Export Houses 15 crore 22 crore 12 crore 18 crore
Trading Houses 75 crore 62 crore 62 crore 90 crore
Star Trading Houses 375 crore 312 crore 312 crore 450 crore
Superstar Trading Houses 1125 crore 1680 crore 937 crore 1350 crore

Description of Export Houses

Specialist companies, known as Export Houses or Export Marketing Companies (EMCs), establish themselves to function as export departments for various companies.

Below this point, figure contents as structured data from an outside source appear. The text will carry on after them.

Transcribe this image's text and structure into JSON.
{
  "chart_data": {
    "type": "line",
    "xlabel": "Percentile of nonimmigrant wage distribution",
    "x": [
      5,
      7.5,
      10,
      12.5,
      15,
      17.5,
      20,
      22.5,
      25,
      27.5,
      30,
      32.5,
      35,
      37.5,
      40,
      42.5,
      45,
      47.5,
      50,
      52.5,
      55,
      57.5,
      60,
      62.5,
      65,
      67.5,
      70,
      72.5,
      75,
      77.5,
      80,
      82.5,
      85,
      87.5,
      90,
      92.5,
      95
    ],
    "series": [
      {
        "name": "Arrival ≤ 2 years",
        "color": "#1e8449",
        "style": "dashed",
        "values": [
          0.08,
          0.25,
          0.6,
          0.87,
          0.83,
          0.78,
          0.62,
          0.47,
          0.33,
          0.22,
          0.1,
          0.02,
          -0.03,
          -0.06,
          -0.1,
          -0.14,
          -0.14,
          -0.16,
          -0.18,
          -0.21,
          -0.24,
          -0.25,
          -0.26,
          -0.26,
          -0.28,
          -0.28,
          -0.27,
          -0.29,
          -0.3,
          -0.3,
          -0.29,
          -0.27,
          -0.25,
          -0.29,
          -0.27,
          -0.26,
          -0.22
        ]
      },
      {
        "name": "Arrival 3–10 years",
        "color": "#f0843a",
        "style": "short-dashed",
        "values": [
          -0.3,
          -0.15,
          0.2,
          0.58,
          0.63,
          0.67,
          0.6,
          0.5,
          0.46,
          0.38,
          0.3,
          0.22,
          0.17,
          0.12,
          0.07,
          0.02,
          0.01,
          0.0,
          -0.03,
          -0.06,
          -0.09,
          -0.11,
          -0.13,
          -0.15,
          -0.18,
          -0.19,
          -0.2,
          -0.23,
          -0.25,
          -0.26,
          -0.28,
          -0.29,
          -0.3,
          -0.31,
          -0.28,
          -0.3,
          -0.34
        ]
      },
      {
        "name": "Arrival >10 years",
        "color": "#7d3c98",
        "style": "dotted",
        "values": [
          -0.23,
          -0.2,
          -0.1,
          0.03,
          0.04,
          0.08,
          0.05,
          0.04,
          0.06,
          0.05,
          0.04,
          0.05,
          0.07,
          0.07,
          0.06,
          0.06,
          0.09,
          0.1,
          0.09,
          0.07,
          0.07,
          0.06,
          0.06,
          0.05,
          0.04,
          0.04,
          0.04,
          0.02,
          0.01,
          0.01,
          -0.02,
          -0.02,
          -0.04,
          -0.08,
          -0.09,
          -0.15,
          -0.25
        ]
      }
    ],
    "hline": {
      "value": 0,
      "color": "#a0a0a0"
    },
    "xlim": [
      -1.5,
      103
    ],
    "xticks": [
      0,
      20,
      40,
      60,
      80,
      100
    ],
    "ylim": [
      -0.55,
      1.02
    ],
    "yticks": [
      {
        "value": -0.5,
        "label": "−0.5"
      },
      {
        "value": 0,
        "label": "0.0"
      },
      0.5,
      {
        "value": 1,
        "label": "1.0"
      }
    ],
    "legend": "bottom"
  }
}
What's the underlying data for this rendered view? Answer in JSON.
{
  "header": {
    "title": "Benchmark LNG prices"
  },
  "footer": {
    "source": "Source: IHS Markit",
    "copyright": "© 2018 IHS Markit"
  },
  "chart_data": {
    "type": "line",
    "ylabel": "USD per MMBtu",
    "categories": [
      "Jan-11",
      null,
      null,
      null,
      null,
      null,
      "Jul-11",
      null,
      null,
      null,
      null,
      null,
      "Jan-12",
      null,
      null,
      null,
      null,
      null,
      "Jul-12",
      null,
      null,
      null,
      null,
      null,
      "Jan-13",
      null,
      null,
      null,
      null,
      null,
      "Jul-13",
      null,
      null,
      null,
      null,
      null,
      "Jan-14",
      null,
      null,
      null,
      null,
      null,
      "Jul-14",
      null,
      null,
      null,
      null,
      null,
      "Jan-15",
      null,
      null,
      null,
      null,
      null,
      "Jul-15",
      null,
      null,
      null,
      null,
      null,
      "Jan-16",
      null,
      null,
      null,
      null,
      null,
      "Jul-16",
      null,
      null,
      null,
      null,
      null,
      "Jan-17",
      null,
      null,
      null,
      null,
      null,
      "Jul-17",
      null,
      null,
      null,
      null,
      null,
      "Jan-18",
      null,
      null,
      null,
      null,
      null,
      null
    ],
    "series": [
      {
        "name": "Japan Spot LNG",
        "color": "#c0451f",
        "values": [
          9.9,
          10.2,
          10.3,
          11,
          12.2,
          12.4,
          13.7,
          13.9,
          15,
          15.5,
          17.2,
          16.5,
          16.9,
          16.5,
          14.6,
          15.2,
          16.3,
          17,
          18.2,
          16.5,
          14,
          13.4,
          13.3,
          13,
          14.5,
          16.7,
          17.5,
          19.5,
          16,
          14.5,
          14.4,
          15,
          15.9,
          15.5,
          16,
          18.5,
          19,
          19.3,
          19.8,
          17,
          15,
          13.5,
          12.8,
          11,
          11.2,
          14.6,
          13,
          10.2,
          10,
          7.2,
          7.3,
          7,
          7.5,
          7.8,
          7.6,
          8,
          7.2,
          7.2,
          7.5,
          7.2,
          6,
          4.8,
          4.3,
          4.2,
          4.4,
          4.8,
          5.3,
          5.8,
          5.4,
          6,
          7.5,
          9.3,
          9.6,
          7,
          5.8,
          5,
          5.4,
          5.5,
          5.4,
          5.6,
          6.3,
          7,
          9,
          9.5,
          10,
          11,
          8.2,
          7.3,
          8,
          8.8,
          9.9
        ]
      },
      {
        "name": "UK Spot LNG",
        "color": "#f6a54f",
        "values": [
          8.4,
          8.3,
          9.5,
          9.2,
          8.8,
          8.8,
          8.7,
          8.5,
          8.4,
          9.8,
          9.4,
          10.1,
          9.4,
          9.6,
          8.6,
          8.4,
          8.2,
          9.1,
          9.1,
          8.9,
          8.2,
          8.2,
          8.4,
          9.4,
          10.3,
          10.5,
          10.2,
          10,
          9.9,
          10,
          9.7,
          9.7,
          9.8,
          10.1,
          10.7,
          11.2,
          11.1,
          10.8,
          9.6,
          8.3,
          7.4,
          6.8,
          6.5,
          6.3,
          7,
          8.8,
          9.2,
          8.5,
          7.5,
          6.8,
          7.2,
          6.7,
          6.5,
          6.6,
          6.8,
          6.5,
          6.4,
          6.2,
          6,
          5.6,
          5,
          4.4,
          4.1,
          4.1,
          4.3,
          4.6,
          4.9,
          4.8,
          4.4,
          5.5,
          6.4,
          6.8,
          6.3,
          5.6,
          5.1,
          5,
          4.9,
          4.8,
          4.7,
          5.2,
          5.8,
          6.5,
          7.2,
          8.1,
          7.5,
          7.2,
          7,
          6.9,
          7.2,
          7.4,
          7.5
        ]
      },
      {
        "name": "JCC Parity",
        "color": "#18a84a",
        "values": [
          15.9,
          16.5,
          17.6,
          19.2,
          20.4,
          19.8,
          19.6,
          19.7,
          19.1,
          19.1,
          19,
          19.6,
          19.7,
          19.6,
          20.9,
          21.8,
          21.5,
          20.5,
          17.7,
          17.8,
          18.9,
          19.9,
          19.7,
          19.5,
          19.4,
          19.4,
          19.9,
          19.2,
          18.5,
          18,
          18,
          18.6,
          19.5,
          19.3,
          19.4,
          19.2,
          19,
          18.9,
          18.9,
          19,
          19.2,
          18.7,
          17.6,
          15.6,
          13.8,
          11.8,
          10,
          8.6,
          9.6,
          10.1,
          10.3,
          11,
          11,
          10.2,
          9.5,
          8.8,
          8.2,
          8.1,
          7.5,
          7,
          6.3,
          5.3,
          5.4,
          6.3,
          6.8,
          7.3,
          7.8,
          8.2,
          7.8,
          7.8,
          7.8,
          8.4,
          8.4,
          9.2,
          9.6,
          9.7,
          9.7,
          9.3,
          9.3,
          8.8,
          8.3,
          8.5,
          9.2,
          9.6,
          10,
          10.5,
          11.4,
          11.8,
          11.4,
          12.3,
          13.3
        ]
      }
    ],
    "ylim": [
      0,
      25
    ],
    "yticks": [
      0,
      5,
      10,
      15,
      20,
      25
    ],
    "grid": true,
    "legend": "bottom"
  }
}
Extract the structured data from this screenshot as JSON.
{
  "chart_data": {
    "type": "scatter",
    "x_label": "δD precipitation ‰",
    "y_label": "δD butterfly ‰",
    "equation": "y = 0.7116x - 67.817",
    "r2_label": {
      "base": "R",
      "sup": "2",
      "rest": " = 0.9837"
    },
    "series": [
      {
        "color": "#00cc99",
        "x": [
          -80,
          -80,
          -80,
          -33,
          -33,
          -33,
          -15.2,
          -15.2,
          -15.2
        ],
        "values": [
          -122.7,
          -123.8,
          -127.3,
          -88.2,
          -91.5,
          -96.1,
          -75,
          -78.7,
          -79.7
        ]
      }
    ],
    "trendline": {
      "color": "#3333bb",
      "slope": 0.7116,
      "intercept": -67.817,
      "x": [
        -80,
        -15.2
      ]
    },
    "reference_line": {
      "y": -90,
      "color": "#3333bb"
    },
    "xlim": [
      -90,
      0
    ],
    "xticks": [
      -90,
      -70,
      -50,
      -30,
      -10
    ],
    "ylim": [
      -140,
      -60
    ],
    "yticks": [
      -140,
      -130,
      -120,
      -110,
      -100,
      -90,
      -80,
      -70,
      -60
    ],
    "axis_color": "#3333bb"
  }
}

They can help small and medium-sized companies to initiate, develop and maintain their international sales.

The government introduced the concept of Trading Houses in India in 1981-82. The main purpose of trading houses was to develop new products and new markets for exports, particularly, for products manufactured by Small-Scale Industries and cottage industries (SSI/cottage industries)

The introduction of the Star Trading House (STH) concept took place in 1990. One of the criteria to obtain an STH certificate is the annual average NFE value of exports of 250 crores during the preceding three licensing years. Compared to trading houses and export houses, star trading houses receive additional benefits such as special licenses, more import of capital goods, etc.

The Government of India has introduced a new scheme of Super Star Trading House (SSTH) w.e.f. 1 April 1994. The concept of SSTH was introduced to encourage the global marketing of several products, both from India and abroad. To obtain an SSTH certificate, one of the criteria is the annual average NFE value of exports during the preceding three years of 750 crore.